Again with the ironies, air conditioner makes up a part of that carbon emission due to their use of hydrofluorocarbons or HFCs for short. The cycle goes like this, due to rising heat levels, more and more members of the population have started to use air conditioners and those that have been regularly using them are now using them for a longer period of time. Ironically, this rise of air conditioners has also contributed to the rising heat levels, thereby forcing more and more people to use air conditioners.

At some point, that cycle has to be broken and one of the way we could do that is by using heat-reflective paints to reduce indoor temperatures which could in turn, reduce our dependence on air conditioners. In countries like India and Pakistan for example where air conditioners are still considered a luxury, forgoing them can be a boon to parts of the population that can’t afford them in the first place.
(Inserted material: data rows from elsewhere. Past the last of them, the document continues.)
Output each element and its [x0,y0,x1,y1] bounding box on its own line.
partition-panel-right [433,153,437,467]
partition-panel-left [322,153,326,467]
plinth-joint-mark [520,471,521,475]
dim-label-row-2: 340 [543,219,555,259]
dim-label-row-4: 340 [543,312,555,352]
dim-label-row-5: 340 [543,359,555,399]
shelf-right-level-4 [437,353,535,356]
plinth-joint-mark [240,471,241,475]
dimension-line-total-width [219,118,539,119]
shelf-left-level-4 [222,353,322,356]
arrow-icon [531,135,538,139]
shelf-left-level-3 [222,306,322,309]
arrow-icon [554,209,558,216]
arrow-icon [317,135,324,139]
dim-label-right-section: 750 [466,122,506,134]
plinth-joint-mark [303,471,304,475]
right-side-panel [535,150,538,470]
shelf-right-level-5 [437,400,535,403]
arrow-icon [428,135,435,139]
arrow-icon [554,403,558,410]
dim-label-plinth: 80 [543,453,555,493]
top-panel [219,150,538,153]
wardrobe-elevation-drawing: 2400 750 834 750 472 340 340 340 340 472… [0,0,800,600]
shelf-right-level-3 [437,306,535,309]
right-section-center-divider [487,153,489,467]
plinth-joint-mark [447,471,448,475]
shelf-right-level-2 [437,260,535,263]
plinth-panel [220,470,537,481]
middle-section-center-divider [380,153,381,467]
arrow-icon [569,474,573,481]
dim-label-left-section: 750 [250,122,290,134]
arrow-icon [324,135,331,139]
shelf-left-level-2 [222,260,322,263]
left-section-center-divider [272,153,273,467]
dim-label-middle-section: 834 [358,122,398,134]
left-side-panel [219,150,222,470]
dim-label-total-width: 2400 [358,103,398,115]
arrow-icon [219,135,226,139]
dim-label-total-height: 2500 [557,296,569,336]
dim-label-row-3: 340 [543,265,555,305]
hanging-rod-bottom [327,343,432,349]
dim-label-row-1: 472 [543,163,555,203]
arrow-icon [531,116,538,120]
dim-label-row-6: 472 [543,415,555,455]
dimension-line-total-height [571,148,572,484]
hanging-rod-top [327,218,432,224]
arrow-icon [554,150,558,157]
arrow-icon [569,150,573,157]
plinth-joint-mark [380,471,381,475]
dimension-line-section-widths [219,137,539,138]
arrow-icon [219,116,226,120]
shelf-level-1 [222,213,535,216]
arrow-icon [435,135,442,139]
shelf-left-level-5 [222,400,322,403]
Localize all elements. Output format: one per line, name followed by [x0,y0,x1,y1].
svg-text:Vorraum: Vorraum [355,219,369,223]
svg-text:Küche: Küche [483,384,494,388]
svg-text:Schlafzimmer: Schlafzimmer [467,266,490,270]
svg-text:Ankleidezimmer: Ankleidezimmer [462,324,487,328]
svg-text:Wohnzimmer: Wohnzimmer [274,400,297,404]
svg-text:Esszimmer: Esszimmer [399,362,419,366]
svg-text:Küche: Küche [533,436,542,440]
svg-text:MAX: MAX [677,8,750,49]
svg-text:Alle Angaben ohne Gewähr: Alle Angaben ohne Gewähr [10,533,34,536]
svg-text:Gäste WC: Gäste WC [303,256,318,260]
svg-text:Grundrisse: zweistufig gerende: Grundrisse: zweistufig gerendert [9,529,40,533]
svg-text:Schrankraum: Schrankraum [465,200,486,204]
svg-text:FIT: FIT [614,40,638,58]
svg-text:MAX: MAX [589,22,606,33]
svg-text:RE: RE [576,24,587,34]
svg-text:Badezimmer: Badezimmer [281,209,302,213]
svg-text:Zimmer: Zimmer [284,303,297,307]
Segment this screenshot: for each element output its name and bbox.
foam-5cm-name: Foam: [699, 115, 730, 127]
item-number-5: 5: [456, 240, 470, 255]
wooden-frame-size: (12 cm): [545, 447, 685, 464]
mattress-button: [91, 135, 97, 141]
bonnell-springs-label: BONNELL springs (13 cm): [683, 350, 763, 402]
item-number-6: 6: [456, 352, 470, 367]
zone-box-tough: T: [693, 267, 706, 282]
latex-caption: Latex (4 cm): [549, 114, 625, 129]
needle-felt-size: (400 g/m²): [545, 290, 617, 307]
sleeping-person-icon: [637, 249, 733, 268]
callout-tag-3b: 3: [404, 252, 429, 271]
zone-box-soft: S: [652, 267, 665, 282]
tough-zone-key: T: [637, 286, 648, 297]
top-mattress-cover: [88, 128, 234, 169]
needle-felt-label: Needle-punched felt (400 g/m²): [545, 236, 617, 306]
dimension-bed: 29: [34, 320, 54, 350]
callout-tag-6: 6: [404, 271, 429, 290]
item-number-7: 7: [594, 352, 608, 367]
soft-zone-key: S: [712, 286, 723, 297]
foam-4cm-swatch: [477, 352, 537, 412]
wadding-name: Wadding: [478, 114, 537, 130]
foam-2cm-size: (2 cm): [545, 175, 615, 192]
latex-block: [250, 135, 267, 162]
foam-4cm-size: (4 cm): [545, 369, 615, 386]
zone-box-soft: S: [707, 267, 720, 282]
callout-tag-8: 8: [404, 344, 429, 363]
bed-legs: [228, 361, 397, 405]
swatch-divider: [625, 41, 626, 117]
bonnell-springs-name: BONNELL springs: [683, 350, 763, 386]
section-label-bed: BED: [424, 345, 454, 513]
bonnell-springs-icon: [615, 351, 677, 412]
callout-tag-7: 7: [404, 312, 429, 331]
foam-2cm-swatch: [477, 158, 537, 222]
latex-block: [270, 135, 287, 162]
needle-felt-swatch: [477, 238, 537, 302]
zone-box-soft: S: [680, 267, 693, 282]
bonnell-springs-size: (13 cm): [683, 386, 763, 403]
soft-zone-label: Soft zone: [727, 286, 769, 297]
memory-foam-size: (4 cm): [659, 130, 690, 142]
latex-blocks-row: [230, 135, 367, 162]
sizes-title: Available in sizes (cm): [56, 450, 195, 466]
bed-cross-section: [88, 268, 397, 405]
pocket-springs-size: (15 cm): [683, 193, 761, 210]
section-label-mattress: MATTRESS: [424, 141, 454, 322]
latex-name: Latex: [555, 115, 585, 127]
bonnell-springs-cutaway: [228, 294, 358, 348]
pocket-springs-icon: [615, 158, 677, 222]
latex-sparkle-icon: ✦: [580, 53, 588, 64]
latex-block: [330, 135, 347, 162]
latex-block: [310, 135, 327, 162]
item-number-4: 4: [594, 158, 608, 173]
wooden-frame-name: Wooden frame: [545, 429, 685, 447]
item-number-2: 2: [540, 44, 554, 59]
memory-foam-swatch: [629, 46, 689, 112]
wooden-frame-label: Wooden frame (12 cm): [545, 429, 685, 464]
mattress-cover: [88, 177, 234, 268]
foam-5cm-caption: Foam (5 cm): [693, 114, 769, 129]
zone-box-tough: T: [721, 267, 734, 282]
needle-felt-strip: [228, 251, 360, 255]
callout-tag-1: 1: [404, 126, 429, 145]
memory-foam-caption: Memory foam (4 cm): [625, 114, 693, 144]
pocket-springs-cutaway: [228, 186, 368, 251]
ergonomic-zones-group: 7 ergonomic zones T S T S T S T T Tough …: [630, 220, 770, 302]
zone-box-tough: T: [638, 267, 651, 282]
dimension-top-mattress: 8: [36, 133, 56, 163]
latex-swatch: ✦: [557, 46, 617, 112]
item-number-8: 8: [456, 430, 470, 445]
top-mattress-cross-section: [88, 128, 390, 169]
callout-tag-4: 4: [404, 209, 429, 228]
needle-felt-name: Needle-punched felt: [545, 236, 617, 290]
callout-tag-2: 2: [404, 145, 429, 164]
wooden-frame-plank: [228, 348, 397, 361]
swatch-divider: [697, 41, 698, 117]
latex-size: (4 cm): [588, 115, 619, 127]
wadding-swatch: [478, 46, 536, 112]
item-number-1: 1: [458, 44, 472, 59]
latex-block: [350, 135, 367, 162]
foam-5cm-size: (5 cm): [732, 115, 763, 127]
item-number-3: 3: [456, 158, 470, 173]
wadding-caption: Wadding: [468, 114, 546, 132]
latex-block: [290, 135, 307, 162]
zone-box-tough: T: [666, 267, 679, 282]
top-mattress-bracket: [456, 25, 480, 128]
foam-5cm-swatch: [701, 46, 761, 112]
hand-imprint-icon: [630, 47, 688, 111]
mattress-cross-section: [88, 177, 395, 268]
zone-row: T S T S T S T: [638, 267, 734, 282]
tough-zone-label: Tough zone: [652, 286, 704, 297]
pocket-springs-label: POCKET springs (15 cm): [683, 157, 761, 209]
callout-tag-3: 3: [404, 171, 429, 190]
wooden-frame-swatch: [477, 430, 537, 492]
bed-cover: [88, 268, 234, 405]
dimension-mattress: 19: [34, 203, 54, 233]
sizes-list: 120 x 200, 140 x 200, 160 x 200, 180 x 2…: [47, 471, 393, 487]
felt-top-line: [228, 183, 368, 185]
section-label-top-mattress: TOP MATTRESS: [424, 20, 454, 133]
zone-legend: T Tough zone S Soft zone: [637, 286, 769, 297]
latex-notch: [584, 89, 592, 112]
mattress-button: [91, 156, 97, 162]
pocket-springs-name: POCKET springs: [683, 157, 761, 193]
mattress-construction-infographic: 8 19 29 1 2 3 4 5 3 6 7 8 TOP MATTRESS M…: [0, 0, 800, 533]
How heat-reflective coatings work

While it’s true that simply using white paint is enough to reflect the majority of solar radiation from your roof, using white paint might not always be an option. For one, the highly reflective nature of the color white can be dangerous when there are taller buildings around. The reflection, but not necessarily the heat, might shine directly into the windows of adjacent building, which if not dangerous, are at least annoying.

The above reason is also why buildings around airports might not be allowed to use white as the color of their roof, since at certain angles, the reflection might negatively affect aircraft pilots. The solution then is to use similarly light colors that will be able to reflect heat but won’t blind tenants from adjacent buildings or aircraft pilots. The problem of course is that none of these colors will be able to reflect heat as well as a ‘flat’ white.

To remedy this, the paint itself contain infrared and mixed metal oxide pigments, which were much more efficient at reflecting the sun’s radiation, on which energy is mostly contained in the infrared spectrum. While it’s true that UV light is more damaging than infrared, most of them dissipate when it hits the atmosphere. Other than to simply reflect heat, this type of paint also dissipates heat that does get through into the substrate material instead of directly to the room inside.

It should be noted however that there’s a limit to what heat-reflective paints can do. Simply adding more layers of paint won’t reduce indoor temperatures any further and would do nothing more than to add to your costs, since you’re applying more paint. Other things to keep in mind is that they might work against you in the winter, where heat turns into a commodity and using heat-reflective paints might lead you to rely more on space heaters.

The advantages of heat-reflective paints

All they do is reflect heat but that one simple act could lead to more benefits that you might not be aware of. First of all, the less heat that hits your building, the better it is for your building’s durability. Extreme heat may damage roof materials and the paint itself and using heat-reflective paints could help extend the durability of your roof and the life-cycle of the paint itself, allowing you to spend less time re-coating your roof.

One other advantage is that it would severely cut your electrical bills by saving you from having to use air conditioners, or at least by limiting their usage only when it’s extremely hot outside. It won’t be as financially beneficial as putting up solar panels on your roof, which can convert solar energy into electricity but at the same time, using heat-reflective paints won’t cost you an arm and a leg either.

Since it was announced that Dulux was fined $400,000 for using misleading claims about their heat-reflective paints, it’s easy to dismiss these heat-reflective paints as snake oil. The truth is, even though Dulux’s claims were overly exaggerated, heat-reflective paints do work. In India for example, simply adding white tarps on roof is enough to reduce indoor temperature by at least two degrees and white tarps are nowhere near as comprehensive as heat-reflective paints.